Published on Aspen Daily News Online (http://www.aspendailynews.com)
Key West intermezzo

Writer:
Paul Menter
Byline:
Aspen Daily News Columnist

It’s not easy to get from Aspen to Key West. Granted, it’s actually not easy to get to Key West from just about anywhere. The southernmost community in the continental United States is closer to Havana than it is to any major U.S. city, unless you consider Big Pine Key major.

After 24 years, the return to this subtropical colony reminds me of what changes and what stays the same. Since my last visit, cruise ships now frequent the harbor, tying up next to the Westin, which also wasn’t here in 1988. Conversely, the same guy still does the sunset festival high wire act, and the same flamboyant Frenchman’s trained cats still jump through hoops and perform other tricks to the bemusement of passersby. Both older and substantially grayer, both serving testament to constancy, even while surrounded by the transient nature of the self-proclaimed Conch Republic.

Hunter Thompson may have run for mayor of Aspen and lost, but back in 1989 Key West elected “Captain” Tony Tarracino to its highest office. Tony’s epitaph on the wall of his namesake tavern reads:

“All you need in this life is a tremendous sex drive and a great ego. ... Brains don’t mean shit.”

Captain Tony had four wives and 13 children, the last of which he fathered at the age of 70. The mock gravestone to his legacy, also on the wall of his former tavern, gives testament to his virility, stating simply, “He came.”

He won once, in his fourth election bid, and by only 32 votes. But when he lost his re-election try in 1991, it was to Dennis Wardlow, a previous mayor and local celebrity is his own right, ceremonially known as the Prime Minister of the 1982 “Conch Rebellion” movement that included a 60-second declaration of secession from the United States in response to a Border Patrol Roadblock, followed promptly by surrender and an immediate request for $1 billion in foreign aid from the federal government.

A community’s leaders often serve as indicators of its sense of place and understanding of its mission: In Key West’s case that mission, at least outwardly, is simple: irrationally exuberant raucousness. It is a place that understands the importance of not taking itself too seriously, and of accepting those things that change even while holding onto the past. While I can only imagine the tenor of those City Council meetings when they debated allowing cruise ships to dock at Mallory Square, today the ships alight and the community benefits. Meanwhile after years of consideration Aspen’s Lift 1A remains one of the most underutilized assets in the American ski industry; so much for leaders understanding their community’s sense of place.

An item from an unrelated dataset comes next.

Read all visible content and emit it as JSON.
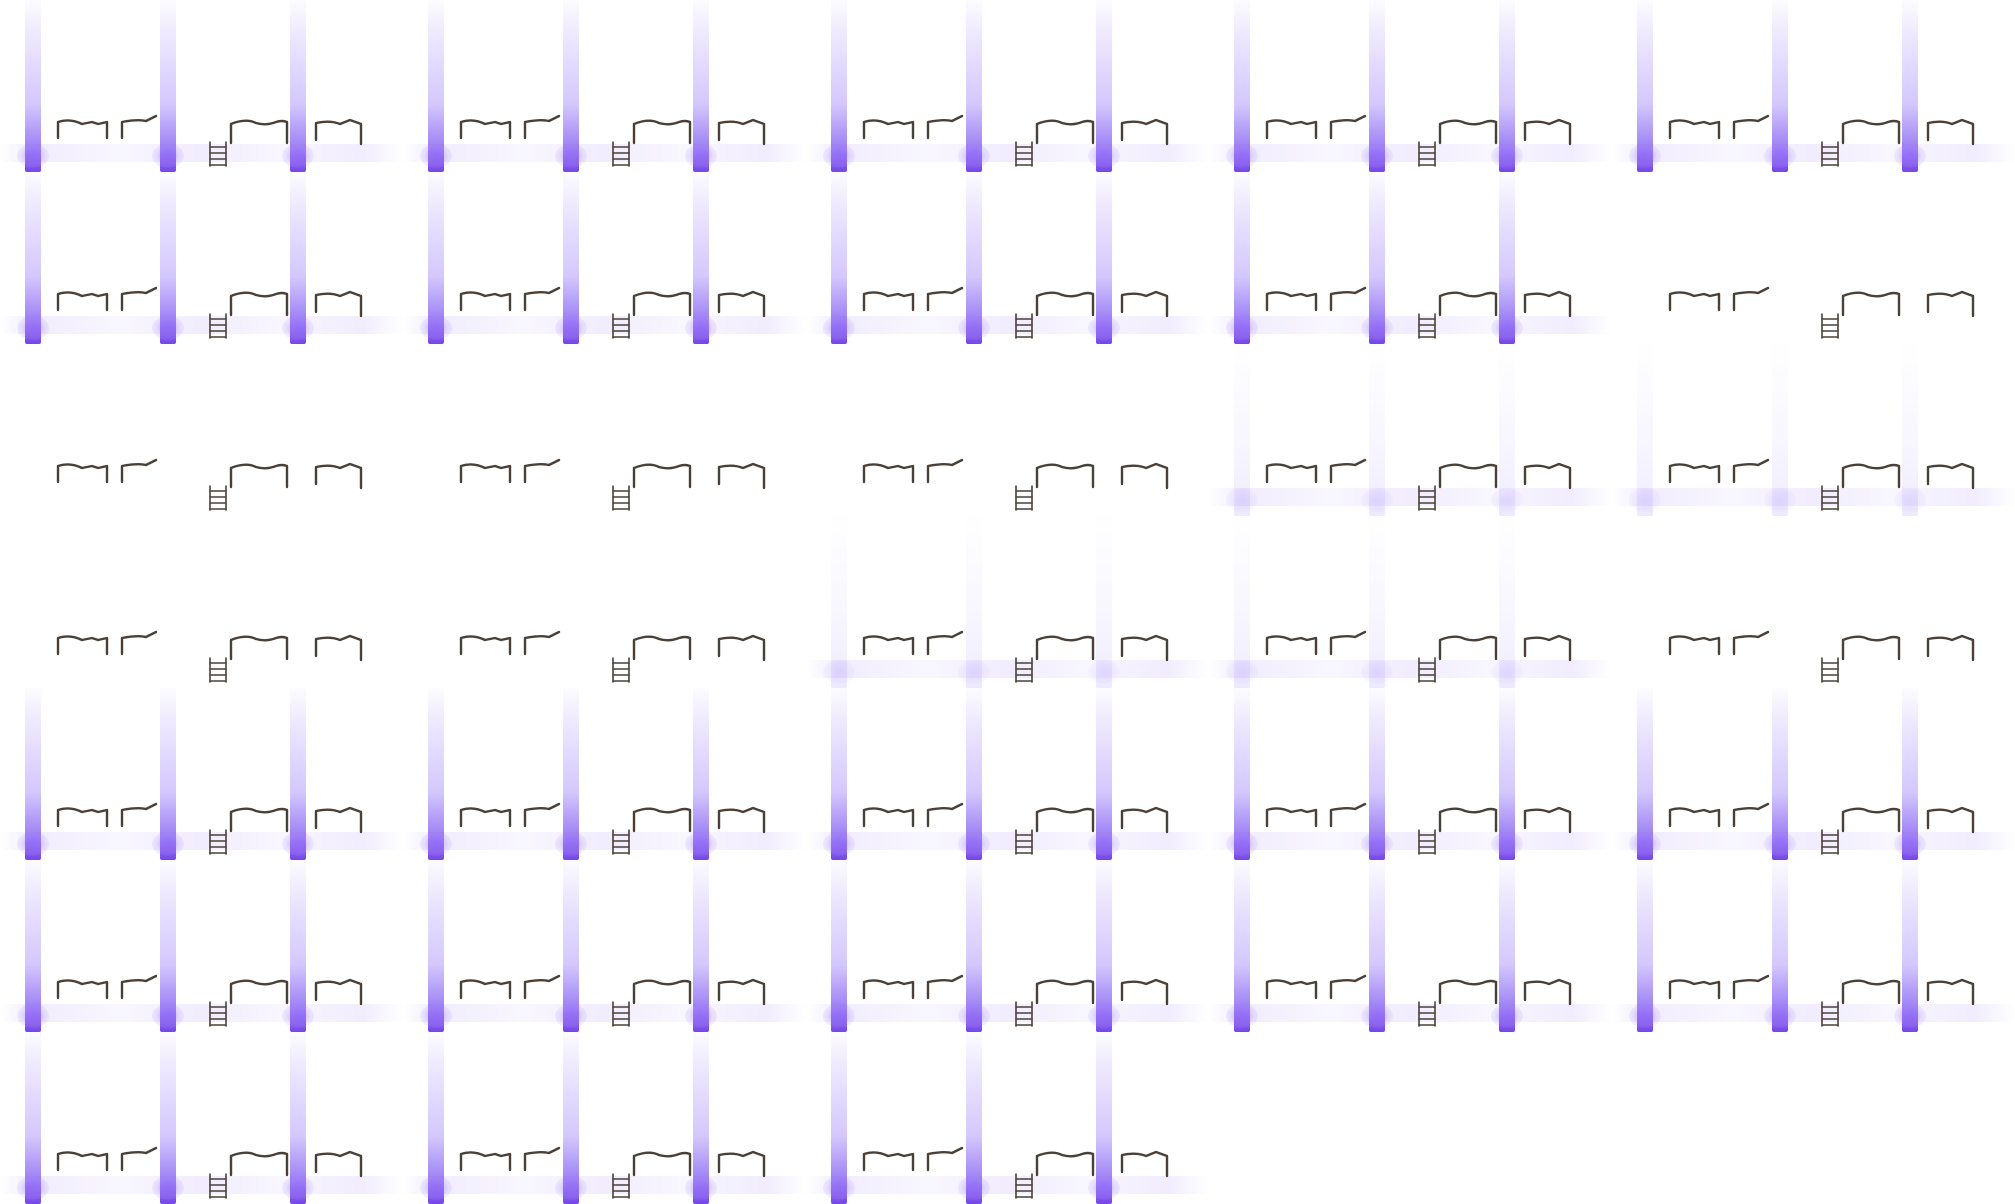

Modern Aspen’s purpose began simply but has — at least inwardly — become more complicated. Raucousness had, and has, its place, but more as a nod to its wild-west ski town legacy than its current function. Today it’s more subdued, almost hidden, and that’s probably a good thing. Over the past several decades the escalation of civilized concerns — a music festival, an international institute, a compelling interest in impacting worldly matters, and a new generation of young families — has tempered Aspen’s appetite for the unrelenting excesses that continue to define Key West.

While Key West revels in its excesses, and apparently couldn’t cares less about what anyone thinks of it, Aspen sees itself differently. As the local deli owner confided in me at a Duval Street pub last Saturday night, “I like living in Key West. Aspen is just too uppity.”

Uppity? I don’t think Aspen sees itself as uppity. When you spend much of your time in simple places, lots of things can seem uppity I suppose. Simplicity has its place, but so does deliberation. Of course deliberating serious issues requires serious people, and such exercises are not infrequently interrupted in Aspen by the escapades of metaphorical bomb tossers and — less frequently — literal egg hurlers who would just as soon declare victory through simple minded means as consider risking the complication of an alternative perspective, or once considered and declined, peaceably permit its practice.

Such an environment drives some underground. Among those willing to speak out some prefer to risk illegalities through anonymity than endure retribution for daring disclosure as the alternative viewpoint. A wrong provoked by a wrong. Suddenly deliberation’s appeal diminishes and “uppity” resonates more clearly. Perhaps this is what happens when those originally seeking simplicity by moving to a small idyllic mountain town try on the metaphorical garments of deliberation and find themselves wanting for the patience and openness they only imagined was indelibly etched in their elusively uncomplicated gestalt.

At the core rests the ideal that individuals be free to articulate their differences without fear of metaphorical bombs, literal eggs, or more permanently scarring retribution. An ideal perhaps best catalyzed by communities with simple missions.